The other captive had been on his way to the Huntington Memorial Hospital in Pasadena to pick up his mother who was a nurse there and whose shift was ending. Her car had stopped running the day before, and he had promised to meet her and give her a lift home.

One prisoner was a pimp. The other was a college student keeping a promise to his mother. Both had been collected by members of the Silk family and sent north to kill my family and me. Neither had any information beyond what Victor had already told us.

When both captives were unconscious, much stressed by being made to talk about things that they had been ordered not to talk about, the Gordons and I looked at one another. Again, except for the captives, the company was all Ina.
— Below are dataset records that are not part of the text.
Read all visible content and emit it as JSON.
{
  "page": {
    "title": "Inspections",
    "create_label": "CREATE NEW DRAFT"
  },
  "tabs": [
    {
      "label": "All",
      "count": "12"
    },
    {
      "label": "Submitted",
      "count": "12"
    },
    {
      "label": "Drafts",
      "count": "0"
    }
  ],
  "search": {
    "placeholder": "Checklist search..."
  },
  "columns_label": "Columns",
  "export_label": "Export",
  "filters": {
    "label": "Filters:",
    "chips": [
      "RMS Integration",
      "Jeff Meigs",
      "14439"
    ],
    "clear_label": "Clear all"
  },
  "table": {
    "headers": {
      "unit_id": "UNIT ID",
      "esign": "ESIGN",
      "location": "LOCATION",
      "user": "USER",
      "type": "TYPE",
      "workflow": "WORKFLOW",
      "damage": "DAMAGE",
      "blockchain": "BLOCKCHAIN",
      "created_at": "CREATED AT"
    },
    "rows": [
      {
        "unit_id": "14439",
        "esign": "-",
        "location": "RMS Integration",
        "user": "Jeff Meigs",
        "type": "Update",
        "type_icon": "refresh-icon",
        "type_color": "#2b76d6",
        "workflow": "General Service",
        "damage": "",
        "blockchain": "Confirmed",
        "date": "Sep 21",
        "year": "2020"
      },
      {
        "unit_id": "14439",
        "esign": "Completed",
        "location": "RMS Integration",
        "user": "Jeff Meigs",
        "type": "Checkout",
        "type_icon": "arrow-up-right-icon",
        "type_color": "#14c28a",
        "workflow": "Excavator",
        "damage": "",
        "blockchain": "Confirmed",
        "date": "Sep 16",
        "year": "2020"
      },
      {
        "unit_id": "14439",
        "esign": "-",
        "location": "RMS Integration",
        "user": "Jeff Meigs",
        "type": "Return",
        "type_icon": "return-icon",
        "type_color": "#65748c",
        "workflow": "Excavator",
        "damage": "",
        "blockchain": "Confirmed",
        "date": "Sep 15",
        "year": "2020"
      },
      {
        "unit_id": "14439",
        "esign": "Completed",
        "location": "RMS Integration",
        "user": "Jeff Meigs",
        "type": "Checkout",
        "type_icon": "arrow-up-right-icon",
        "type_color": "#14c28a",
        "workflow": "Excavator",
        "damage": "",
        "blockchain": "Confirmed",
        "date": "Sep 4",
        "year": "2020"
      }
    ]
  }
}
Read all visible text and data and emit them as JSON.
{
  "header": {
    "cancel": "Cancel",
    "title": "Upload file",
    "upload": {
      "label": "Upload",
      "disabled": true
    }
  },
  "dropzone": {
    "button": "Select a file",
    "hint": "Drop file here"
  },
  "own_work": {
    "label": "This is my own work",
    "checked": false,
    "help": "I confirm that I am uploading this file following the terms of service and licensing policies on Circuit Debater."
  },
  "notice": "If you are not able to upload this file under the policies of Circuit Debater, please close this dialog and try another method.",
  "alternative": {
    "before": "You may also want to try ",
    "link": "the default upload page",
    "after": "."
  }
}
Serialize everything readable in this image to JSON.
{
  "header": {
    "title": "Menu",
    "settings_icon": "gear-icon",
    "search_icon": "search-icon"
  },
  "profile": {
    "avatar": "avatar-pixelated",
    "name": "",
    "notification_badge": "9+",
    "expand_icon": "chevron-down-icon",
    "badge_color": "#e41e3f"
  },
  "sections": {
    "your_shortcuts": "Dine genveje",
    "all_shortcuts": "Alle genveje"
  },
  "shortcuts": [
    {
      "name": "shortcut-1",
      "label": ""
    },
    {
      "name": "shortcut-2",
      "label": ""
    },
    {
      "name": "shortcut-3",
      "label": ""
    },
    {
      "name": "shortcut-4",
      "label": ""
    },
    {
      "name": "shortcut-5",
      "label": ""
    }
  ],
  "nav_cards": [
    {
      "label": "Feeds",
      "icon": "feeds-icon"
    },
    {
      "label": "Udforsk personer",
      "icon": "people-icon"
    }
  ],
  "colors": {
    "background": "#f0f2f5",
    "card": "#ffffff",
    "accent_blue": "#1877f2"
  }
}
“What can we do?” I took a deep breath and looked at the younger Gordon males—men who might someday be the fathers of my children. “These people have killed my family. Now they’ve come after you. They’ll probably come after you again.”

“I believe they will unless we stop them,” Hayden said.

Daniel nodded once. “So we stop them.”

“Oh my,” Preston said, his head down, one hand rubbing his forehead.

“What else can we do?” Hayden demanded.

“I know.” Preston glanced at him sadly. “I’m not disagreeing. I’m just thinking about what it will mean, now and in the long run.”

Hayden made a growling sound low in his throat. “They should have thought about what it would mean.”

Wells, one of Daniel’s fathers, said, “I’ve been thinking about it since yesterday. We need to start by talking to the Fotopoulos and Braithwaite families, and perhaps the Svoboda and the Dahlman families as well. The Dahlmans are related to the Silks through Milo, aren’t they? All these people are related in one way or another to the Silks and to Shori.”

And I thought, I still have relatives. I didn’t know them, didn’t know whether they knew me. But they were alive. What would that mean?

“Don’t phone the Dahlmans yet,” Preston said. “Make them your eighth or ninth call. Try the Leontyevs and the Akhmatovas, and perhaps the Marcu and Nagy families.”